Less purchasing power
For nearly a century, Washington and other states have relied upon the gas tax to fund the construction of our roadway infrastructure. While the gas tax rate has been increased periodically over time, the increase in the flat tax rate has been outpaced by inflation, eroding its value over time. Combine that with the overall rise in costs of materials used to build transportation infrastructure and you will find that the purchasing power of gas-tax dollars has diminished each year. Adjusted for inflation, the Washington State gas tax rate peaked in the 1930s, at a rate equivalent to 90 cents a gallon in today’s dollars.

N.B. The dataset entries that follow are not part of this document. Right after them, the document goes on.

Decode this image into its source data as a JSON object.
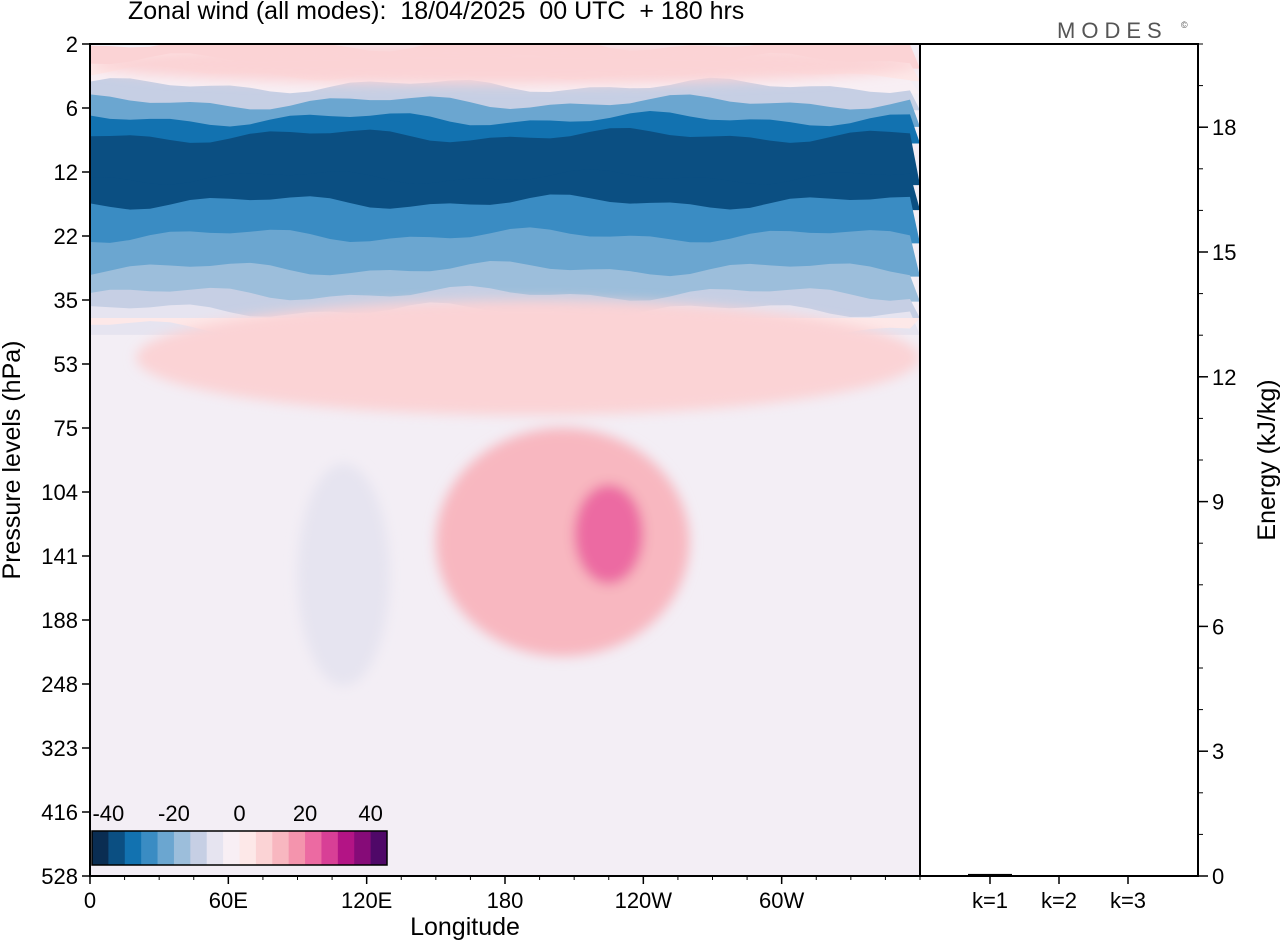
{
  "header": {
    "title": "Zonal wind (all modes):  18/04/2025  00 UTC  + 180 hrs",
    "brand": "MODES",
    "brand_mark": "©"
  },
  "colors": {
    "scale": [
      "#0a2d52",
      "#0b4f82",
      "#1272b0",
      "#3a8cc3",
      "#6ba6d0",
      "#9cbedb",
      "#c6cfe4",
      "#e6e4f0",
      "#f8eff4",
      "#fde8e8",
      "#fbd3d5",
      "#f8b7c0",
      "#f494ad",
      "#ec6aa2",
      "#d83f96",
      "#b31485",
      "#860b78",
      "#4f0868"
    ],
    "background_field": "#f3eef5"
  },
  "chart_data": [
    {
      "type": "heatmap",
      "title": "Zonal wind (all modes):  18/04/2025  00 UTC  + 180 hrs",
      "xlabel": "Longitude",
      "ylabel": "Pressure levels (hPa)",
      "x_ticks": [
        "0",
        "60E",
        "120E",
        "180",
        "120W",
        "60W"
      ],
      "x_tick_values": [
        0,
        60,
        120,
        180,
        240,
        300
      ],
      "xlim": [
        0,
        360
      ],
      "y_ticks": [
        "2",
        "6",
        "12",
        "22",
        "35",
        "53",
        "75",
        "104",
        "141",
        "188",
        "248",
        "323",
        "416",
        "528"
      ],
      "colorbar": {
        "labels": [
          "-40",
          "-20",
          "0",
          "20",
          "40"
        ],
        "label_values": [
          -40,
          -20,
          0,
          20,
          40
        ],
        "range": [
          -45,
          45
        ],
        "levels": 18
      },
      "features": [
        {
          "level_range": [
            "2",
            "4"
          ],
          "lon_range": [
            0,
            360
          ],
          "value": 8
        },
        {
          "level_range": [
            "5",
            "14"
          ],
          "lon_range": [
            0,
            360
          ],
          "value": -38
        },
        {
          "level_range": [
            "14",
            "30"
          ],
          "lon_range": [
            0,
            360
          ],
          "value": -22
        },
        {
          "level_range": [
            "35",
            "70"
          ],
          "lon_range": [
            20,
            360
          ],
          "value": 6
        },
        {
          "level_range": [
            "75",
            "220"
          ],
          "lon_range": [
            150,
            260
          ],
          "value": 12
        },
        {
          "level_range": [
            "100",
            "160"
          ],
          "lon_range": [
            210,
            240
          ],
          "value": 20
        },
        {
          "level_range": [
            "90",
            "250"
          ],
          "lon_range": [
            90,
            130
          ],
          "value": -8
        }
      ]
    },
    {
      "type": "bar",
      "categories": [
        "k=1",
        "k=2",
        "k=3"
      ],
      "values": [
        0.05,
        0.02,
        0.02
      ],
      "ylabel": "Energy (kJ/kg)",
      "ylim": [
        0,
        20
      ],
      "y_ticks": [
        "0",
        "3",
        "6",
        "9",
        "12",
        "15",
        "18"
      ],
      "y_tick_values": [
        0,
        3,
        6,
        9,
        12,
        15,
        18
      ]
    }
  ]
}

Additionally, it is interesting to note that the gas tax rate from the 1930s to the 1970s accounted for a much larger share of the price at the pump. Over time, the state gas tax as a percent of the retail price of gas has steadily declined from 25 percent to approximately 12 percent today.
The transportation funding problem gets worse when we factor in how the federal funding contribution has changed over time. Between the 1950s and 1970s, federal gas tax dollars built 90 percent of the interstate system. Today, federal transportation accounts are nearly insolvent because Congress has not increased the per-gallon federal gas tax since 1993.
To sum up, the future of transportation funding will be challenging. It will not be easy or inexpensive, but we all will need to pay more to rebuild and improve upon the transportation system our parents and grandparents built, to carry us, our children and grandchildren into the next century.
Philip A. Parker of Battle Ground is a member of the Washington State Transportation Commission.